Strong preference indicated by radiologists for manually performed, third-party transcription over automated transcription (0.67 vs. 0.33) by a margin of 2 to 1, may be indicative of the weaknesses in the automated transcription in many PACS, which can necessitate additional effort and time from radiologists to edit and correct the errors and conforms to the findings of other researchers.29 This weakness is further compounded when the best of breed automated transcription products available from third-party vendors cannot be readily integrated with PACS products due to their proprietary architectures. Thus, structured reporting and automated transcription are clearly areas of interest to radiologists in which PACS vendors have to make significant improvements.
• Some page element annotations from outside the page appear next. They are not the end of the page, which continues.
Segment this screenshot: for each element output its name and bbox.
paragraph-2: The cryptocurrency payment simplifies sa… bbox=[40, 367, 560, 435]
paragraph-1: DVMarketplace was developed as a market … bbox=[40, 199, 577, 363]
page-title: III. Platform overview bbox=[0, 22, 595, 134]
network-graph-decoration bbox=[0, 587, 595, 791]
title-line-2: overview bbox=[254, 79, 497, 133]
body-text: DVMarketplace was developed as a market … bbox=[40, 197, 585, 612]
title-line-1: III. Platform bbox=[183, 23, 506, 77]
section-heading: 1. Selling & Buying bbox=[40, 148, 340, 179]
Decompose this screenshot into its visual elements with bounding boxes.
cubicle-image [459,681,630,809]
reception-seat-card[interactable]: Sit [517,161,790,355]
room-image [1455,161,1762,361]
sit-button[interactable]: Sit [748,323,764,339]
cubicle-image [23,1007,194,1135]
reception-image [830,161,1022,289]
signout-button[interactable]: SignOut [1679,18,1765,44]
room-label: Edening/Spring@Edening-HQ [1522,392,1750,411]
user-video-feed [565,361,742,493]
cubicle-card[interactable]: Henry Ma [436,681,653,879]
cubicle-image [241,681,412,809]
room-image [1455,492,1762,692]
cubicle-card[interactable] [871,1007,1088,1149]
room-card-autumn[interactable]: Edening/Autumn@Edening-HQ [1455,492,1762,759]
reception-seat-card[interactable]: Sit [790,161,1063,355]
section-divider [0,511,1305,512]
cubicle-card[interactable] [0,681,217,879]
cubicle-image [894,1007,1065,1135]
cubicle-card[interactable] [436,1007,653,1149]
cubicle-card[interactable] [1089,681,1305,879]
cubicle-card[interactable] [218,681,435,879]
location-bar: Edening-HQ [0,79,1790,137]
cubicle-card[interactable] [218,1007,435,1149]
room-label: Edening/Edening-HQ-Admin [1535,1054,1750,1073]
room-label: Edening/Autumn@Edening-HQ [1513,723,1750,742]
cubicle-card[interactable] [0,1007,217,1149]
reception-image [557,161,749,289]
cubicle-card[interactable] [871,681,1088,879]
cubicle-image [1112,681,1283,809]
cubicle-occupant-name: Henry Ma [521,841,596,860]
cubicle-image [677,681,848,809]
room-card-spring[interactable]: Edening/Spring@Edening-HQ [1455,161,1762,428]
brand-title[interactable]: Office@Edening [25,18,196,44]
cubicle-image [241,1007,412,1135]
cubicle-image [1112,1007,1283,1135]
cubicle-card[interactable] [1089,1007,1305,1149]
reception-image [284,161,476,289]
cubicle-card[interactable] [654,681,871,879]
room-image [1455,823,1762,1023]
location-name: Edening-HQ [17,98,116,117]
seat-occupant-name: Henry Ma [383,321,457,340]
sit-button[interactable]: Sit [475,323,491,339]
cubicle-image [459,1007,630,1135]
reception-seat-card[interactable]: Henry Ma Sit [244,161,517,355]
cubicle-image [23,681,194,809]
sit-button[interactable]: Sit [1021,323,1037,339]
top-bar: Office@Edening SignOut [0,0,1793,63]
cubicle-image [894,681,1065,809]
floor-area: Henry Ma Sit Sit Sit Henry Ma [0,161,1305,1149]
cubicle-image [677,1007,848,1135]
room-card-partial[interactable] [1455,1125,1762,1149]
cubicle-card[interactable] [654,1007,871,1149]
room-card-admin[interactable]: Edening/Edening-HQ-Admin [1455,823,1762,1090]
With regard to compatibility and integration with other systems and products, which is a sub-dimension of system performance and architecture, a majority of radiologists favored open standards over proprietary standards. Open standards in PACS will permit adoption and convenient, more robust integration of the best of the breed third-party products in areas of automated transcription, 3D visualization, image enhancements, computer-aided detection, and other advances such as structured reporting. Open standards will also offer flexibility to institutions to change their PACS vendors without incurring overbearing conversion costs. To some extent, the results may also be a reflection of the institutional affiliation of the respondents based on the expectation that open-system architectures can provide greater benefits to large institutions, which can afford to keep their own skilled information technology (IT) and PACS administration staff to take advantage of their flexibility, and be able to integrate the products from different vendors. On the other hand, smaller institutions with fewer IT and PACS professionals may prefer to rely on the PACS vendor to provide an integrated solution, without creating the need for high-level in-house expertise and effort.

Conclusions

Overall, this study provides useful insights into radiologists’ preferences for PACS features. The results should be useful in PACS selection and architecture design as well as for vendors in indentifying radiologists’ needs and preferences in developing better products. Good consistency ratios give confidence in the results that the responses are not arbitrary. Results also show that radiologists’ are now less concerned with general image quality and manipulation and more concerned with broader institutional and workflow issues. Radiologists gave the highest priorities to the needs of patients and clinicians in terms of security and prevention of any loss of data, fast turnaround times (via automated transcription and fast access to images), better reporting format and communication (structured reporting), and the need for business continuity and high throughput. Emerging advances in radiology such as automated voice transcription and structured reporting were considered important discriminators by radiologists in PACS selection, next to the mandatory requirements such as security, backup, and business continuity.